Tuesday, November 5, 2013

An Under-the-Radar Stock that Could Rally

One of the most lucrative yet under-the-radar industries in healthcare might be wound management and hemostasis (stop bleeding). It is a secular industry, but one that grows with the rate of population, and is expected to top $40 billion by 2015. Johnson & Johnson (JNJ) is perhaps the most well-known in this space, as its wound care space creates sales over $1 billion per year, including Band-Aid. Then, there are other companies such as Boston Scientific (BSX), Abbot Labs (ABT), and even industrial companies such as 3M (MMM) that have products in this space. However, revenue in this space is spread thoroughly, as there is no one product that has successfully penetrated all wound management segments, such as home, first-aid, surgery, etc. Therefore, a breakthrough in wound management could create large revenue and could become highly useful, although the market has little knowledge of its existence.

Several years back, MIT developed a synthetic peptide of naturally occurring amino acids in a gel-like form. That peptide, now called AC5, is being developed by a small company called Arch Therapeutics (ARTH.OB), and is actually squirted or sprayed onto a wound or incision which then hardens in seconds. Currently, Arch is testing the product as a medical device in operating rooms with surgery, but theoretically, AC5 could be used in place of Band-Aids, in the military, etc.

Thus, Arch's targeted market is hemostasis, which is estimated to be a $4 billion market, or one-tenth the wound management industry. Although, I do expect that in time, AC5 will branch out into other segments of the space. Essentially, AC5 stops blood flow faster, in seconds rather than minutes. It is safe, cheap to administer and manufacture, and it is not sticky nor does it leak like many other products in the hemostasis market.

Right now, shares of Arch are trading at just $0.25 with a market cap of about $25 million. Hence, it is a very small company. However, much of its valuation is tied to the fact that its lead product is for wound healing. To many investors, wound healing does not have the same appeal as a cancer vaccine, hepatitis C medication, or a drug to treat genetic diseases. Yet, the wound management market is about as large as any industry in the market, and we have seen very few, if any, innovations within the space for many years. Moreover, instead of viewing its industry as a negative, I think it should be viewed as a positive.

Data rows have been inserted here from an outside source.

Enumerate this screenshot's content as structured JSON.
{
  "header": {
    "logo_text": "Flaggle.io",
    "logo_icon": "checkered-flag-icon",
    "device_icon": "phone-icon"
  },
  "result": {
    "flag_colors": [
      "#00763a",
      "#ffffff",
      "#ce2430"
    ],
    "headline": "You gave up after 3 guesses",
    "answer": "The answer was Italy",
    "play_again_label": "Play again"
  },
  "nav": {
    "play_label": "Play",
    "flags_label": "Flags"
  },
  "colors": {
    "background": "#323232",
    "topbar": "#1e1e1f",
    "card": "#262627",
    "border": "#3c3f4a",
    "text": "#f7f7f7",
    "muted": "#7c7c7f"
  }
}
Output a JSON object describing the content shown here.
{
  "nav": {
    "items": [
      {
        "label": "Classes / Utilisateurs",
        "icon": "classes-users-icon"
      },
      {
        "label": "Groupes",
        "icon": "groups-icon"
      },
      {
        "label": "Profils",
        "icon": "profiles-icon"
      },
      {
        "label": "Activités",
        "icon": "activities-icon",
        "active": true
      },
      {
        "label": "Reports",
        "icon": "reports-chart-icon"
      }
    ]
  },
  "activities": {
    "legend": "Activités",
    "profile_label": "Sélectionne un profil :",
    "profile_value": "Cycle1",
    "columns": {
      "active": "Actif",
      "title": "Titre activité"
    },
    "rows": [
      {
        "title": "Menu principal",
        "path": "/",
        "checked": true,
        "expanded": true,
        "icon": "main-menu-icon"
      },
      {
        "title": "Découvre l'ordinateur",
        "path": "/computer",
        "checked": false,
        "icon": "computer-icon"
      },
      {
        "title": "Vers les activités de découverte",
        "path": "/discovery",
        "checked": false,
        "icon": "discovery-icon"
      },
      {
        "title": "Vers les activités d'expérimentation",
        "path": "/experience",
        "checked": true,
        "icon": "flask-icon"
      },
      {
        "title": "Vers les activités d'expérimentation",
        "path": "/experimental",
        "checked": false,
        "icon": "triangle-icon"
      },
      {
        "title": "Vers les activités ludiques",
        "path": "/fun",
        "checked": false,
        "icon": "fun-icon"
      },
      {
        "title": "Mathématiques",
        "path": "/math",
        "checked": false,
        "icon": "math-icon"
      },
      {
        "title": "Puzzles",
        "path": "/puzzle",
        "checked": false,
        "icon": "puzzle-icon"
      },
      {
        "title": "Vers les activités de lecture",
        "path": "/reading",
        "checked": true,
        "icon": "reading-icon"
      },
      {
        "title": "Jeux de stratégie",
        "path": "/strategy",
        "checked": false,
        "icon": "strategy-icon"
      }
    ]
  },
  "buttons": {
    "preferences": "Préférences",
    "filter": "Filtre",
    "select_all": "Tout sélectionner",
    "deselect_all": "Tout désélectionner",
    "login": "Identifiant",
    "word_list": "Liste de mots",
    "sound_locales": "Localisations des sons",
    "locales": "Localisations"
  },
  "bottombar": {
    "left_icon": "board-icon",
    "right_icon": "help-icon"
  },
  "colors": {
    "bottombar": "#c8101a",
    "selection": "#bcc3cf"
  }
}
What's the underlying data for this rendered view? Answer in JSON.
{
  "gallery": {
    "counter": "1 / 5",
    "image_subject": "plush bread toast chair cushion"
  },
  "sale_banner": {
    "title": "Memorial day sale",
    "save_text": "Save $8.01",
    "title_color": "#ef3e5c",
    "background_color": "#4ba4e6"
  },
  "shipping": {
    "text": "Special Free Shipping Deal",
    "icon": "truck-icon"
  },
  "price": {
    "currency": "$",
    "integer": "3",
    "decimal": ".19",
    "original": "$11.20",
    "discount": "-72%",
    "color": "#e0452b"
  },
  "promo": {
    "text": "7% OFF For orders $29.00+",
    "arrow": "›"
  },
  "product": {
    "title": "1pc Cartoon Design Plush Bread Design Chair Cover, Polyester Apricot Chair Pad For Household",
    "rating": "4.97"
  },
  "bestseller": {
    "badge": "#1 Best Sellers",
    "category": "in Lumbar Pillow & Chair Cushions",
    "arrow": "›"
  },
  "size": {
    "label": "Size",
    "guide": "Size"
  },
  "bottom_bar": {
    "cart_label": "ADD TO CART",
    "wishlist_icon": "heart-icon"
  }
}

Take a look at a company such as Verastem (VSTM) for example. Verastem is developing next generation chemotherapies, which also help to prevent recurrence. Back in 2012, the company filed for its IPO, began trading with a market cap near $300 million, but was yet to begin clinical testing. Moreover, we've seen a slew of companies in 2013 file IPOs without having any human testing. Bind Therapeutics priced its IPO at $15 last week, but its nanoparticle delivery technology is yet to reach human studies, but that doesn't stop the company being awarded a $700 million market cap plus.

The point to mentioning Verastem, Bind, and biotech IPOs of 2013 is to show the valuation awarded to preclinical companies, the different levels of optimism for drugs/vaccines, but to also explain clinical process. For example, Verastem has now begun clinical testing, but the company has to go through Phase 1, 2, and 3 trials, which all include long periods of time to both determine if there is a statistical difference between its products versus chemotherapy and if it's safe.